M. O. : Je citerais peut-être trois facteurs. Je pense que le premier, c'est le modèle choisi par le Maroc. Et quand on fait le benchmark à l'international, je pense que le modèle marocain reprend tous les bons codes et toutes les bonnes pratiques qu'on trouve dans le modèle espagnol, canadien, etc. il est important d'insister sur le choix du modèle et sa pertinence, qui est un facteur clé pour moi. On peut citer comme deuxième facteur la politique volontariste de l'État, à travers le ministère de l'Agriculture, pour vouloir absolument développer la résilience des agriculteurs. L'État est là, il est partie prenante dans tout le processus : au niveau financier, mais pas que, puisqu’il intervient dans la définition du produit, du prix, de l’expertise…. L'État fait également montre d'une agilité certaine pour faire évoluer le produit. Depuis 2011, nous sommes à la cinquième version du produit. Cette agilité est très importante pour ce genre de programmes.
Dernier facteur, et là, je vais prêcher pour ma paroisse !, c'est l'opérateur et tout le travail fait par la MAMDA, en s’appuyant sur une expertise et une expérience de plus de 60 ans mise à contribution dans ce grand projet de partenariat public-privé. Pour ce qui est des chiffres de ce succès, depuis la transformation du programme en un contrat d’assurance en 2011, nous avons observé un saut spectaculaire dans les superficies assurées, qui sont passées d'une moyenne d’environ 68.000 hectares avant 2011 à 1,2 million d'hectares assurés à fin 2023. Par ailleurs, durant les onze dernières années, pas moins de 4,5 milliards de dirhams d'indemnisation ont été effectués, avec une accélération ces dernières années, puisque le total des indemnisations des 5 dernières années est de plus de 3 milliards de dirhams. Le succès peut être mesuré également par la qualité de service. Parce que, au-delà des chiffres, je pense que l'opérateur a mis en place tous les moyens humains, financiers, techniques et technologiques pour upgrader sa qualité de service. Un effort particulier a été mis sur l’innovation et la digitalisation. Ainsi, la MAMDA est devenue en quelques années l’un des premiers consommateurs d'imagerie satellitaire au Maroc, mais également des indices et des paramètres agricoles comme le NDVI (indice de végétation) ou des systèmes d’information géographiques, ou encore des drones lors des phases d'expertise. Tout cela pour mieux anticiper, mieux évaluer et mieux servir le client.

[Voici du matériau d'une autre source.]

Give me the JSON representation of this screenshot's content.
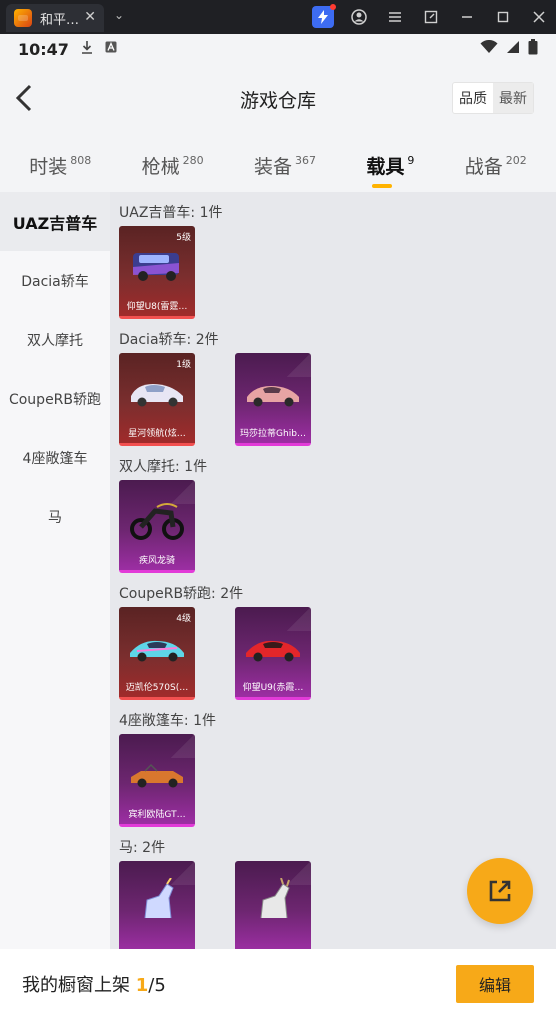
{
  "window": {
    "tab_title": "和平…",
    "tab_close": "✕",
    "dropdown": "⌄"
  },
  "status_bar": {
    "time": "10:47"
  },
  "header": {
    "title": "游戏仓库",
    "sort_quality": "品质",
    "sort_newest": "最新"
  },
  "categories": [
    {
      "label": "时装",
      "count": "808"
    },
    {
      "label": "枪械",
      "count": "280"
    },
    {
      "label": "装备",
      "count": "367"
    },
    {
      "label": "载具",
      "count": "9"
    },
    {
      "label": "战备",
      "count": "202"
    }
  ],
  "sidebar": {
    "items": [
      "UAZ吉普车",
      "Dacia轿车",
      "双人摩托",
      "CoupeRB轿跑",
      "4座敞篷车",
      "马"
    ]
  },
  "groups": [
    {
      "title": "UAZ吉普车: 1件",
      "items": [
        {
          "name": "仰望U8(雷霆…",
          "level": "5级",
          "color": "red"
        }
      ]
    },
    {
      "title": "Dacia轿车: 2件",
      "items": [
        {
          "name": "星河领航(炫…",
          "level": "1级",
          "color": "red"
        },
        {
          "name": "玛莎拉蒂Ghib…",
          "level": "",
          "color": "purple"
        }
      ]
    },
    {
      "title": "双人摩托: 1件",
      "items": [
        {
          "name": "疾风龙骑",
          "level": "",
          "color": "purple"
        }
      ]
    },
    {
      "title": "CoupeRB轿跑: 2件",
      "items": [
        {
          "name": "迈凯伦570S(…",
          "level": "4级",
          "color": "red"
        },
        {
          "name": "仰望U9(赤霞…",
          "level": "",
          "color": "purple"
        }
      ]
    },
    {
      "title": "4座敞篷车: 1件",
      "items": [
        {
          "name": "宾利欧陆GT…",
          "level": "",
          "color": "purple"
        }
      ]
    },
    {
      "title": "马: 2件",
      "items": [
        {
          "name": "",
          "level": "",
          "color": "purple"
        },
        {
          "name": "",
          "level": "",
          "color": "purple"
        }
      ]
    }
  ],
  "footer": {
    "label": "我的橱窗上架 ",
    "current": "1",
    "total": "/5",
    "edit_button": "编辑"
  },
  "colors": {
    "accent": "#f7a918",
    "rarity_red": "#f25050",
    "rarity_purple": "#e23bd8"
  }
}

F.N.H. : L'agriculteur rentre-t-il dans ses frais grâce à cela ?
M. O. : Le bilan est très en faveur de l'agriculteur, parce qu'en moyenne sur la période il a payé 32 dirhams par hectare et par an, et il a reçu en moyenne 420 dirhams par hectare et par an sur la même période.
F.N.H. : Retrouve-t-on des systèmes comparables en Afrique ?
M. O. : Je pense que l'expérience marocaine est de loin la plus aboutie en Afrique. En revanche, l'Espagne, qui a partagé son expérience lors des rendez-vous de Casablanca de l’assurance, est certainement l’expérience la plus aboutie en Europe.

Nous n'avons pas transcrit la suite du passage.